Practical implications for claimants and services
For claimants:
– The message is clear: raise exploitation concerns early and, where possible, submit corroborating materials promptly.
– Gathering evidence within short removal windows is difficult for people who have fled conflict or endured exploitation.
For support services:
– They will likely play a stronger role in producing timely evidence.
– Medical assessments, counseling referrals, and contact with recognized anti‑trafficking groups can help produce the documentation needed within tight timeframes.
Government statutory guidance already sets out how officials should identify and support potential victims under the Modern Slavery Act. Readers can review the UK modern slavery statutory guidance on GOV.UK modern slavery statutory guidance, which explains indicators of exploitation and the process for decision‑making.
Diplomatic and local effects
Diplomatically, the case highlights that bilateral returns depend on administrative readiness and judicial acceptance. While France remains a partner under the scheme, each individual transfer from the UK must pass domestic legal checks.
If more claimants file urgent judicial reviews, the volume could slow the timetable ministers hoped to maintain through autumn.
For communities along the south coast:
– Local services face heightened pressure as arrivals climb.
– Residents observe daily evidence of a system under strain.
– People with credible exploitation histories need time and safety to tell their stories — the courts’ intervention aims to preserve that space without rewriting policy.

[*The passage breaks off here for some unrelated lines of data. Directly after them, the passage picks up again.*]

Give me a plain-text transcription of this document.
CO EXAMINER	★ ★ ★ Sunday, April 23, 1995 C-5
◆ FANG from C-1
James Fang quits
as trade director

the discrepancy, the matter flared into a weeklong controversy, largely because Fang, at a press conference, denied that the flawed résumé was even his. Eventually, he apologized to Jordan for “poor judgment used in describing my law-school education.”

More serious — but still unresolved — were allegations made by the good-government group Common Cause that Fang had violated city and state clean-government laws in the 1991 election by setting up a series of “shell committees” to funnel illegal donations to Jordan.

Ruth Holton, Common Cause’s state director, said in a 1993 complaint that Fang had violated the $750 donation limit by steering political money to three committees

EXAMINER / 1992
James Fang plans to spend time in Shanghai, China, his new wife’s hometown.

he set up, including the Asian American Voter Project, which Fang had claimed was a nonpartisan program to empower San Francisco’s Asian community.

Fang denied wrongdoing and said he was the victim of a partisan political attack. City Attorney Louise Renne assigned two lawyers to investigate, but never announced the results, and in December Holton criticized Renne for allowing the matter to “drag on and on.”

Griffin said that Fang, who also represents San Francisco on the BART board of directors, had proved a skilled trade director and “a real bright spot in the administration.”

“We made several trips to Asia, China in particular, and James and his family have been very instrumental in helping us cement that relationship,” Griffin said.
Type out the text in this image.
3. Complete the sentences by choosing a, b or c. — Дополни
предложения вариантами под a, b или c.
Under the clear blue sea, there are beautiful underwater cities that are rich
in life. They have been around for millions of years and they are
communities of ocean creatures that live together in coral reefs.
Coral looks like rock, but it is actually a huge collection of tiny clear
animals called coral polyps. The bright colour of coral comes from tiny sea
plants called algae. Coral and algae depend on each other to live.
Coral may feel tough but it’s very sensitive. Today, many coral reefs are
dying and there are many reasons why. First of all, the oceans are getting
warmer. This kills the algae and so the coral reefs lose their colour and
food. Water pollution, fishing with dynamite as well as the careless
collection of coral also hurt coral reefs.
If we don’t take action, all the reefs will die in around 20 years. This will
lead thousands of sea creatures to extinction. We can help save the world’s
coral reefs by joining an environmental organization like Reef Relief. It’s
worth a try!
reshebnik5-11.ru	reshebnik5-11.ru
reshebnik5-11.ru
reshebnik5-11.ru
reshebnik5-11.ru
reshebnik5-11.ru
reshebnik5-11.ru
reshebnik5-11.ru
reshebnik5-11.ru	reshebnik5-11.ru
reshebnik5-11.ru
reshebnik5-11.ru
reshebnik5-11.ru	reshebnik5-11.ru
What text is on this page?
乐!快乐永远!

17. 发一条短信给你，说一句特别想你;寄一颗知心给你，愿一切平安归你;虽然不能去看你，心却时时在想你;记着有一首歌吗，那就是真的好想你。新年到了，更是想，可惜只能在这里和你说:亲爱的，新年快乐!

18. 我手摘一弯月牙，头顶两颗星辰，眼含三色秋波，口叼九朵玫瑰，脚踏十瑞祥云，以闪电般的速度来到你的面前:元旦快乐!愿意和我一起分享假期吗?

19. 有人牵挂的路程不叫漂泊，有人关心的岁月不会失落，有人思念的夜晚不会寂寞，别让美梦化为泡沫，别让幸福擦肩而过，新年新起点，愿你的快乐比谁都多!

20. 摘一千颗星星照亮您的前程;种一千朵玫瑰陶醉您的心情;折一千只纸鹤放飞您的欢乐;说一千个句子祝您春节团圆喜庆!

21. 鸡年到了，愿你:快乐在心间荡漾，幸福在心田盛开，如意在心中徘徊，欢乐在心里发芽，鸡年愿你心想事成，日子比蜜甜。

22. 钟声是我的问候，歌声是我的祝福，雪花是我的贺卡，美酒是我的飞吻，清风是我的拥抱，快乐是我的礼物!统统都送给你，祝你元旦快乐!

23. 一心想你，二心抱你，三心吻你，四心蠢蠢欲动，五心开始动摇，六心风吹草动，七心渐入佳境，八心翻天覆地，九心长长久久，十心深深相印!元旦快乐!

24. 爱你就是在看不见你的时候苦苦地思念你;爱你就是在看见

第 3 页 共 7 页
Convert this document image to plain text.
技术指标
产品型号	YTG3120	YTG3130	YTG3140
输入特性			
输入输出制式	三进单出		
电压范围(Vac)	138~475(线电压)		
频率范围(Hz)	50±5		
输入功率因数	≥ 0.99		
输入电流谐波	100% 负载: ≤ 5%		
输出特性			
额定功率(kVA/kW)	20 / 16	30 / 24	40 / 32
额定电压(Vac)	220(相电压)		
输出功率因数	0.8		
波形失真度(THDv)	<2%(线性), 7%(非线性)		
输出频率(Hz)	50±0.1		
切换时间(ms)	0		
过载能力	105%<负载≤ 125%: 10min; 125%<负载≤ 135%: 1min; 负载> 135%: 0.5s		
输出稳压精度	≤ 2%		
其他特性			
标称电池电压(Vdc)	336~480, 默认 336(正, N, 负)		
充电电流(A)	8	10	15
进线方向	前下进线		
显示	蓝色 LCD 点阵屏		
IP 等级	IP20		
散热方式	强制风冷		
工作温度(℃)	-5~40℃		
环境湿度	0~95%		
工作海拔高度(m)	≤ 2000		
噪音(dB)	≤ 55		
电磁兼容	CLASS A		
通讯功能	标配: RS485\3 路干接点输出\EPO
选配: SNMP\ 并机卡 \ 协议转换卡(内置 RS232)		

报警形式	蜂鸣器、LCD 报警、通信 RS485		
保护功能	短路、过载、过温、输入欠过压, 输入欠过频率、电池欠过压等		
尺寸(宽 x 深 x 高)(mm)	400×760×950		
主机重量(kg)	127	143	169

Likely next steps and significance
According to VisaVerge.com, this ruling could encourage more challenges from those scheduled for near‑term removal under “one in, one out.” Whether that becomes a broader trend will depend on:
- How the Home Office adjusts case preparation and operational guidance.
- Whether claimants can produce evidence quickly and comprehensively.
If both sides improve the speed and quality of submissions, some friction may ease.
For now, the bottom line is:
– The High Court’s pause stands.
– The Court of Appeal has refused to disturb it.
– The Eritrean man has at least 14 days to submit further evidence, and the Home Office must wait before attempting any transfer to France.
The next steps will turn on what the added materials show and how decision‑makers weigh them against the scheme’s aim to deter irregular crossings. The case will likely proceed to further hearings once the evidence window closes, and its outcome will be watched closely by policymakers, lawyers, and affected families because it may define how the “one in, one out” policy operates when modern slavery claims are raised.